08 jul 2009 . Actualizado a las 11:38 h.

Hace poco más de un siglo, Vigo descubría los baños de mar. Las playas, hasta entonces, eran lugar para la pesca, para recoger algas con que fertilizar las tierras, fondeadero de embarcaciones y, a veces, como en las Cíes, cementerio donde enterrar a los muertos. A nadie en su sano juicio se le ocurría ir a darse un chapuzón o a broncearse. Pero el «progreso», la idea de moda a partir del XIX, trae nuevas modas y los vigueses descubren su litoral como lugar de recreo.

Acudir a Samil, a O Vao o a Saiáns, hoy emblemáticas, suponía emprender un largo viaje. Así que la moda playera surgió en pleno centro, junto a las mismas murallas.

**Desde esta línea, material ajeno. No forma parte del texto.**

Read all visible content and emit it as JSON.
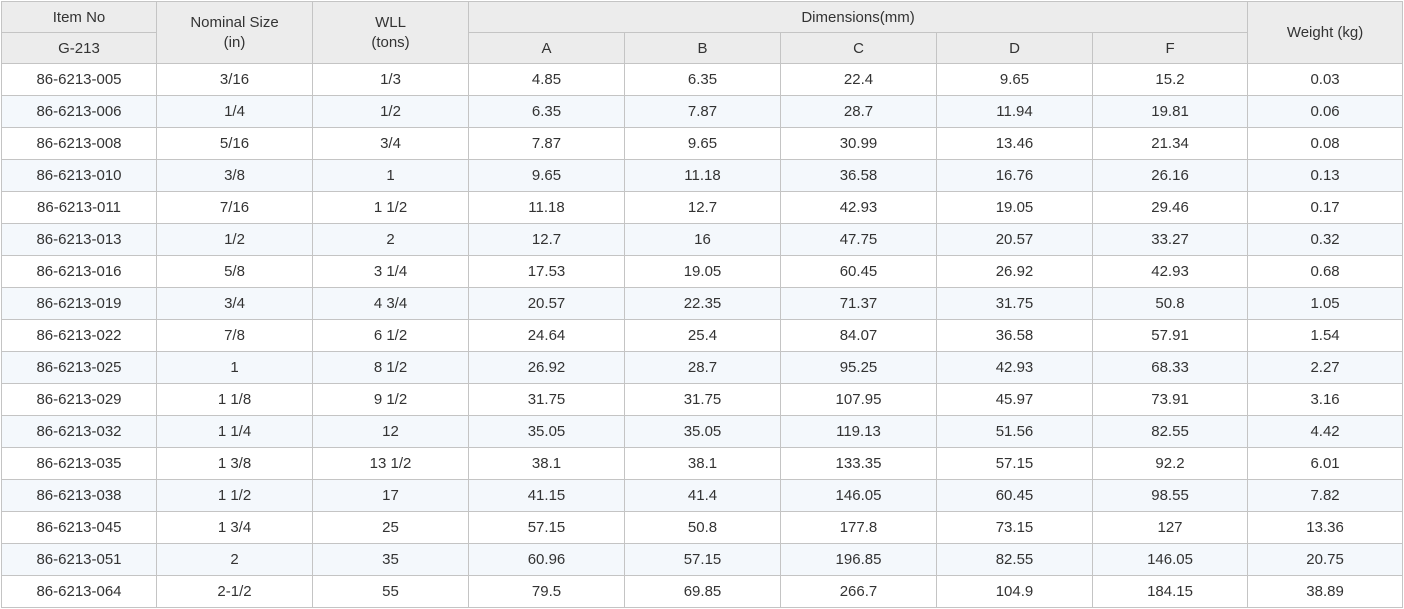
{
  "header": {
    "item_no": "Item No",
    "model": "G-213",
    "nominal_size_line1": "Nominal Size",
    "nominal_size_line2": "(in)",
    "wll_line1": "WLL",
    "wll_line2": "(tons)",
    "dimensions": "Dimensions(mm)",
    "dim_a": "A",
    "dim_b": "B",
    "dim_c": "C",
    "dim_d": "D",
    "dim_f": "F",
    "weight": "Weight (kg)"
  },
  "rows": [
    {
      "item": "86-6213-005",
      "size": "3/16",
      "wll": "1/3",
      "a": "4.85",
      "b": "6.35",
      "c": "22.4",
      "d": "9.65",
      "f": "15.2",
      "weight": "0.03"
    },
    {
      "item": "86-6213-006",
      "size": "1/4",
      "wll": "1/2",
      "a": "6.35",
      "b": "7.87",
      "c": "28.7",
      "d": "11.94",
      "f": "19.81",
      "weight": "0.06"
    },
    {
      "item": "86-6213-008",
      "size": "5/16",
      "wll": "3/4",
      "a": "7.87",
      "b": "9.65",
      "c": "30.99",
      "d": "13.46",
      "f": "21.34",
      "weight": "0.08"
    },
    {
      "item": "86-6213-010",
      "size": "3/8",
      "wll": "1",
      "a": "9.65",
      "b": "11.18",
      "c": "36.58",
      "d": "16.76",
      "f": "26.16",
      "weight": "0.13"
    },
    {
      "item": "86-6213-011",
      "size": "7/16",
      "wll": "1 1/2",
      "a": "11.18",
      "b": "12.7",
      "c": "42.93",
      "d": "19.05",
      "f": "29.46",
      "weight": "0.17"
    },
    {
      "item": "86-6213-013",
      "size": "1/2",
      "wll": "2",
      "a": "12.7",
      "b": "16",
      "c": "47.75",
      "d": "20.57",
      "f": "33.27",
      "weight": "0.32"
    },
    {
      "item": "86-6213-016",
      "size": "5/8",
      "wll": "3 1/4",
      "a": "17.53",
      "b": "19.05",
      "c": "60.45",
      "d": "26.92",
      "f": "42.93",
      "weight": "0.68"
    },
    {
      "item": "86-6213-019",
      "size": "3/4",
      "wll": "4 3/4",
      "a": "20.57",
      "b": "22.35",
      "c": "71.37",
      "d": "31.75",
      "f": "50.8",
      "weight": "1.05"
    },
    {
      "item": "86-6213-022",
      "size": "7/8",
      "wll": "6 1/2",
      "a": "24.64",
      "b": "25.4",
      "c": "84.07",
      "d": "36.58",
      "f": "57.91",
      "weight": "1.54"
    },
    {
      "item": "86-6213-025",
      "size": "1",
      "wll": "8 1/2",
      "a": "26.92",
      "b": "28.7",
      "c": "95.25",
      "d": "42.93",
      "f": "68.33",
      "weight": "2.27"
    },
    {
      "item": "86-6213-029",
      "size": "1 1/8",
      "wll": "9 1/2",
      "a": "31.75",
      "b": "31.75",
      "c": "107.95",
      "d": "45.97",
      "f": "73.91",
      "weight": "3.16"
    },
    {
      "item": "86-6213-032",
      "size": "1 1/4",
      "wll": "12",
      "a": "35.05",
      "b": "35.05",
      "c": "119.13",
      "d": "51.56",
      "f": "82.55",
      "weight": "4.42"
    },
    {
      "item": "86-6213-035",
      "size": "1 3/8",
      "wll": "13 1/2",
      "a": "38.1",
      "b": "38.1",
      "c": "133.35",
      "d": "57.15",
      "f": "92.2",
      "weight": "6.01"
    },
    {
      "item": "86-6213-038",
      "size": "1 1/2",
      "wll": "17",
      "a": "41.15",
      "b": "41.4",
      "c": "146.05",
      "d": "60.45",
      "f": "98.55",
      "weight": "7.82"
    },
    {
      "item": "86-6213-045",
      "size": "1 3/4",
      "wll": "25",
      "a": "57.15",
      "b": "50.8",
      "c": "177.8",
      "d": "73.15",
      "f": "127",
      "weight": "13.36"
    },
    {
      "item": "86-6213-051",
      "size": "2",
      "wll": "35",
      "a": "60.96",
      "b": "57.15",
      "c": "196.85",
      "d": "82.55",
      "f": "146.05",
      "weight": "20.75"
    },
    {
      "item": "86-6213-064",
      "size": "2-1/2",
      "wll": "55",
      "a": "79.5",
      "b": "69.85",
      "c": "266.7",
      "d": "104.9",
      "f": "184.15",
      "weight": "38.89"
    }
  ]
}
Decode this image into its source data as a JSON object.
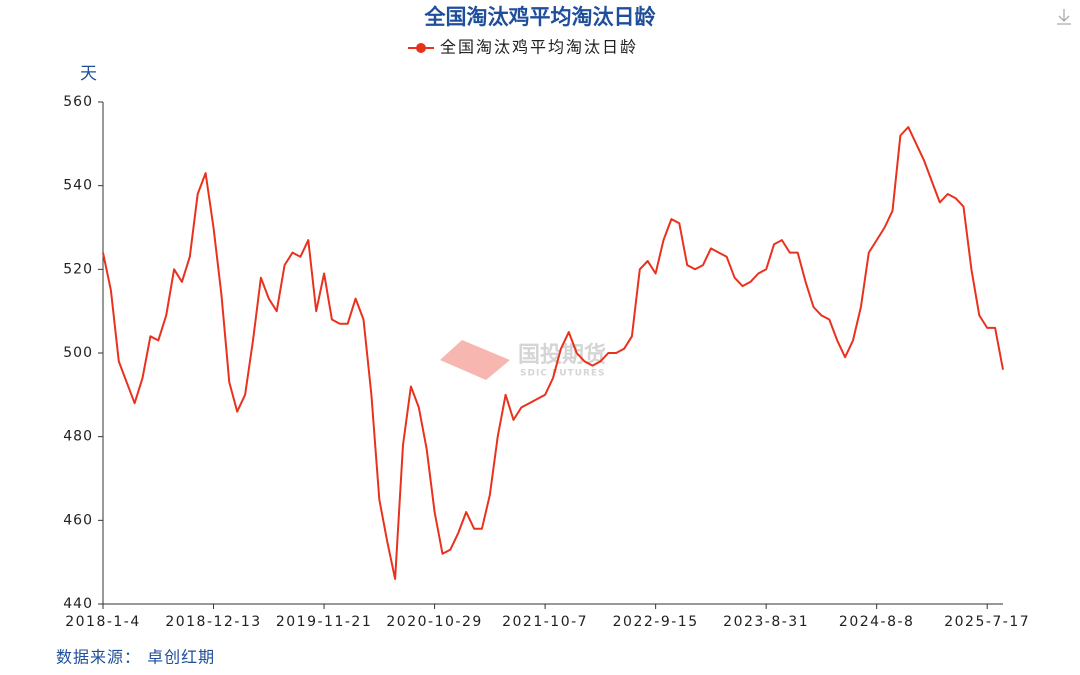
{
  "chart_data": {
    "type": "line",
    "title": "全国淘汰鸡平均淘汰日龄",
    "y_unit": "天",
    "source": "数据来源： 卓创红期",
    "watermark": {
      "name": "国投期货",
      "sub": "SDIC FUTURES"
    },
    "categories": [
      "2018-1-4",
      null,
      null,
      null,
      null,
      null,
      null,
      null,
      null,
      null,
      null,
      null,
      null,
      null,
      "2018-12-13",
      null,
      null,
      null,
      null,
      null,
      null,
      null,
      null,
      null,
      null,
      null,
      null,
      null,
      "2019-11-21",
      null,
      null,
      null,
      null,
      null,
      null,
      null,
      null,
      null,
      null,
      null,
      null,
      null,
      "2020-10-29",
      null,
      null,
      null,
      null,
      null,
      null,
      null,
      null,
      null,
      null,
      null,
      null,
      null,
      "2021-10-7",
      null,
      null,
      null,
      null,
      null,
      null,
      null,
      null,
      null,
      null,
      null,
      null,
      null,
      "2022-9-15",
      null,
      null,
      null,
      null,
      null,
      null,
      null,
      null,
      null,
      null,
      null,
      null,
      null,
      "2023-8-31",
      null,
      null,
      null,
      null,
      null,
      null,
      null,
      null,
      null,
      null,
      null,
      null,
      null,
      "2024-8-8",
      null,
      null,
      null,
      null,
      null,
      null,
      null,
      null,
      null,
      null,
      null,
      null,
      null,
      "2025-7-17",
      null,
      null
    ],
    "series": [
      {
        "name": "全国淘汰鸡平均淘汰日龄",
        "color": "#e8321e",
        "values": [
          524,
          515,
          498,
          493,
          488,
          494,
          504,
          503,
          509,
          520,
          517,
          523,
          538,
          543,
          530,
          514,
          493,
          486,
          490,
          503,
          518,
          513,
          510,
          521,
          524,
          523,
          527,
          510,
          519,
          508,
          507,
          507,
          513,
          508,
          490,
          465,
          455,
          446,
          478,
          492,
          487,
          477,
          462,
          452,
          453,
          457,
          462,
          458,
          458,
          466,
          480,
          490,
          484,
          487,
          488,
          489,
          490,
          494,
          501,
          505,
          500,
          498,
          497,
          498,
          500,
          500,
          501,
          504,
          520,
          522,
          519,
          527,
          532,
          531,
          521,
          520,
          521,
          525,
          524,
          523,
          518,
          516,
          517,
          519,
          520,
          526,
          527,
          524,
          524,
          517,
          511,
          509,
          508,
          503,
          499,
          503,
          511,
          524,
          527,
          530,
          534,
          552,
          554,
          550,
          546,
          541,
          536,
          538,
          537,
          535,
          520,
          509,
          506,
          506,
          496
        ]
      }
    ],
    "ylim": [
      440,
      560
    ],
    "yticks": [
      440,
      460,
      480,
      500,
      520,
      540,
      560
    ],
    "grid": false
  }
}
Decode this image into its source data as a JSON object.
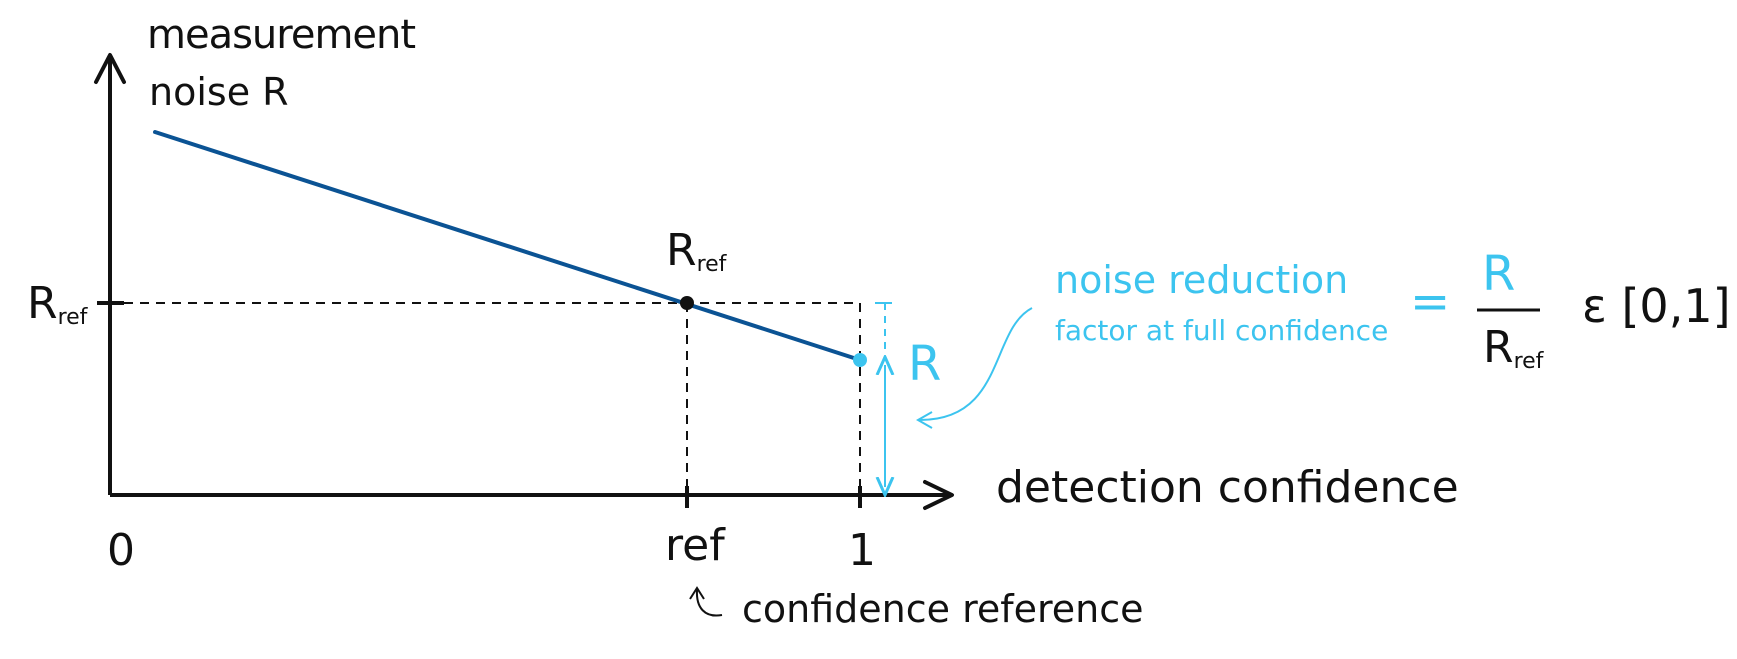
{
  "diagram": {
    "y_axis_label_line1": "measurement",
    "y_axis_label_line2": "noise R",
    "x_axis_label": "detection confidence",
    "tick_zero": "0",
    "tick_ref": "ref",
    "tick_one": "1",
    "y_tick_label": {
      "main": "R",
      "sub": "ref"
    },
    "point_label": {
      "main": "R",
      "sub": "ref"
    },
    "right_R_label": "R",
    "confidence_reference_note": "confidence reference",
    "noise_reduction_title": "noise reduction",
    "noise_reduction_subtitle": "factor at full confidence",
    "equals": "=",
    "fraction_numerator": "R",
    "fraction_denominator": {
      "main": "R",
      "sub": "ref"
    },
    "interval": "ε [0,1]"
  },
  "colors": {
    "ink": "#111111",
    "line": "#0b5394",
    "accent": "#3cc4ef"
  }
}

La primera casa de baños de Vigo la fundó, en 1860, Norberto Velázquez Moreno, un riojano afincado en la ciudad que erigiría también un gran teatro, en la actual plaza de la Constitución. Aquel primer balneario estaba situado junto a las baterías de A Laxe, donde hoy se levanta el hotel Bahía, y ofrecía remojarse en el mar y también, baños de agua caliente, en cómodas piscinas. La idea triunfó y surgió la competencia. El industrial Clemente Soto abría en 1896, en O Berbés, junto a la calle Real, el balneario «La Iniciadora», que además de los baños programaba conciertos y festivales de danza. El éxito le permitió ampliar las instalaciones en 1898, pero la construcción del malecón eliminó el acceso al mar y sabemos que, en 1906, «La Iniciadora» ya sólo se dedicaba a los baños termales, aún con buena afluencia de público.